Taiwan expressed its sadness yesterday over the death of Chinese democracy activist Fang Lizhi (方勵之), who died on Friday last week in Tucson, Arizona, at the age of 76 after years of exile in the US.
“Every member of the Taiwanese public shares the same feeling of sorrow about his passing,” Mainland Affairs Council Deputy Minister Liu Te-shun (劉德勳) said in response to questions at a regular news briefing.
Liu said the death of Fang, a liberal academic who was an inspiration for the 1989 Tiananmen Square pro-democracy protesters, was a loss for the development of China’s human rights and civil rights.
The Taiwanese government has long made clear its stance on the development of democracy in China and that democracy is a universal value, Liu said.
“Any responsible government must face its people with this [democratic] way of thinking,” he added.
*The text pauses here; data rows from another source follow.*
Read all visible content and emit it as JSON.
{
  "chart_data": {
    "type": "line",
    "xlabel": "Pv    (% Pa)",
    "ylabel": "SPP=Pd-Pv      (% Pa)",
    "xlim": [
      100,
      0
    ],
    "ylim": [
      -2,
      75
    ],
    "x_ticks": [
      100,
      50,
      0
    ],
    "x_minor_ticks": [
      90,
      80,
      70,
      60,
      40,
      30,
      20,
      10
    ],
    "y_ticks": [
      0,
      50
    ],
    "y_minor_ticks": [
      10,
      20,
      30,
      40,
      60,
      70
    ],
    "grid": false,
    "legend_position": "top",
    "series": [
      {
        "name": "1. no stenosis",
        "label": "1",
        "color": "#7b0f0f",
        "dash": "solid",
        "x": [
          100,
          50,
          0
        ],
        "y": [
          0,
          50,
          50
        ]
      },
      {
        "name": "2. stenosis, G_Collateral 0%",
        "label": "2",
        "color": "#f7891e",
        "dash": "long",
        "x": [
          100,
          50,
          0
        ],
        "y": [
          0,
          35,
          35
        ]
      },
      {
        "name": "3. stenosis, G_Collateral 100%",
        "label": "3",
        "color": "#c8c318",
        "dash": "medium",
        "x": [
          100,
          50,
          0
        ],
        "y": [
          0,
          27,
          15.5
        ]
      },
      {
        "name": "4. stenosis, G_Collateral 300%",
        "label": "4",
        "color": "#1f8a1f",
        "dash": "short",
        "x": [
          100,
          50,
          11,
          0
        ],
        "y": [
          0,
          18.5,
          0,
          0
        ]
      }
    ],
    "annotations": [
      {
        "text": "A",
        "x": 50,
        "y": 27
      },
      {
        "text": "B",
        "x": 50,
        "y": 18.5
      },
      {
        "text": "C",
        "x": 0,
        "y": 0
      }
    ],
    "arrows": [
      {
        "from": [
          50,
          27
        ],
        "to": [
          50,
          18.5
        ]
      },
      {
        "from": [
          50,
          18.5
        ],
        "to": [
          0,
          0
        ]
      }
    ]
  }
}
Fang, an astrophysicist and former University of Science and Technology of China vice president, was expelled from the Chinese Communist Party and removed from his post at the university in 1987 because of a statement advocating democracy.
During the 1989 protests in Beijing, Fang and his wife were granted asylum at the US embassy, where they stayed for a year before being flown to Britain on a US aircraft. Six months later, they moved to the US, where Fang was later employed as a physics professor at the University of Arizona.